Ground Loops in WISCONSIN-MINNESOTA, Wisconsin, Geothermal Applications

You need a new heating and cooling system. Maybe you’re partial to the idea of a new Geothermal HVAC. Whatever the circumstances, you very likely want to know a little bit more about how geothermal works.

Geothermal HVACs take consistent temperature from the ground to deliver hot or cool air to your home’s interior. This works because of an underground system called a geothermal ground loop.

Ground loops are,in essence, just a series of pipes buried in the earth. There are a few basic types of ground loop systems that can be used for heating and cooling most residential and commercial buildings.

Antifreeze fluid travels through these plastic pipes to transfer heat quickly and efficiently to a heat pump in your home.

There are four different types of loops: Open Loop, Pond Loop, Horizontal Loop and Vertical Loop. All four are split into two distinct categories: either they’re open loop systems or closed loop systems. The right system for your home is determined by the specific building and the property on which it sits. Home systems mostly use vertical or horizontal loops.

Below are additional details on each sort of ground loop.

Closed systems, which encompass vertical, horizontal, and pond loops, continuously move water through them.

Vertical ground loops are the most common type used residentially because, unlike horizontal loops, they don’t require a lot of space. They’re positioned by drilling small holes in the ground to a depth of 100-400 feet. Then pipes are driven into the holes and connected below the ground to form the vertical loop. Next, additional pipes are attached that convey fluid to the indoor system to transfer the necessary temperature from the ground.

In contrast to a vertical loop system, a horizontal system needs significantly more space but usually costs less because it uses 2 straight pipes set 6 inches in the ground in an area of ¼ to ¾ acre.

In order to install a pond loop system, you obviously must be close to a pond, lake, pond, or well. Coils are installed vertically and anchored to the bottom of the water source. Water is then moved through more pipes beneath the earth to a pump, where the heat is drawn out and cool water is put back into the pond. However, in order for this system to work, the water can not be acidic or else pipes will decay and filters will need replacing often.

The key difference between open and closed looped systems is the open loop’s need for a plentiful source of groundwater, a well or a pond, for example. From there, it directly pumps water into the heat pump unit to be used in heating and cooling your dwelling or other structure.

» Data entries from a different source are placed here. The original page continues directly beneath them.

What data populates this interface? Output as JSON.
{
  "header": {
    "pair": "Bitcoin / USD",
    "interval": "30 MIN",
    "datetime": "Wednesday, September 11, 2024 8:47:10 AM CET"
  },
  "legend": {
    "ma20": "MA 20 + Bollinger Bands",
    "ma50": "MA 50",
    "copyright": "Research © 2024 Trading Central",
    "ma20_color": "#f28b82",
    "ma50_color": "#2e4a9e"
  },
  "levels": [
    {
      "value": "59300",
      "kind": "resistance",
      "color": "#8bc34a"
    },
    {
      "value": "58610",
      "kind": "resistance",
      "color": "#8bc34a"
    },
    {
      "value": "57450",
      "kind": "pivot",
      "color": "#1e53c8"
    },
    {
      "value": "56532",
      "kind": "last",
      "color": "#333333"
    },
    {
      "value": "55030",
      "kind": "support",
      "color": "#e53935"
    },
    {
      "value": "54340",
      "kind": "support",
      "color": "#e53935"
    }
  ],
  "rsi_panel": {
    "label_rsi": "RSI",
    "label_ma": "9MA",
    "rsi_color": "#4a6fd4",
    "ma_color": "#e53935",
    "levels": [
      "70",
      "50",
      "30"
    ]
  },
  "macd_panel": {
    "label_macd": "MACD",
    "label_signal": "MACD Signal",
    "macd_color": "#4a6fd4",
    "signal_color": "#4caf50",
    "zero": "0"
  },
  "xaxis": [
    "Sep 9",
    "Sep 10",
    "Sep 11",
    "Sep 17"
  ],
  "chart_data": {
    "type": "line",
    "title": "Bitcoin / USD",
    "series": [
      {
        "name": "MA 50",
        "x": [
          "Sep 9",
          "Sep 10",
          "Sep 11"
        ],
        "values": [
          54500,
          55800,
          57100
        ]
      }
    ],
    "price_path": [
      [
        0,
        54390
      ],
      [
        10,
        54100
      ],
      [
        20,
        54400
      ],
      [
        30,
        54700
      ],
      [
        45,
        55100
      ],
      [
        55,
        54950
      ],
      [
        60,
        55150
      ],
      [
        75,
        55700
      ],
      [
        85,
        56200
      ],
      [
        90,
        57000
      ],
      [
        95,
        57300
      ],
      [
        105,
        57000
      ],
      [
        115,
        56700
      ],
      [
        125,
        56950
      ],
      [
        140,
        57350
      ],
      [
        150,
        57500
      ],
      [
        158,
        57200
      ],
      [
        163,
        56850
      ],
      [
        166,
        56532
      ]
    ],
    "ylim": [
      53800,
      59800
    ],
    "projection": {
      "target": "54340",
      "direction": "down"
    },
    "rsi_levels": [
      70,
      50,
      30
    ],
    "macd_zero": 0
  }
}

Used water is taken care of in one of two ways: through surface drainage or water re-injection. In returning the water back to the earth, it’s worth mentioning that there is no pollution generated. The only difference in water that’s processed through a geothermal heat pump is a slight change in temperature.

Before you install an open loop system, it is critical to know whether a well or pond has enough water to power your geothermal heat pump, and that it won’t drain a neighbor’s well source. Make sure you check with your local contractor on whether there’s enough water at hand to go ahead with installing an open loop geothermal heating system.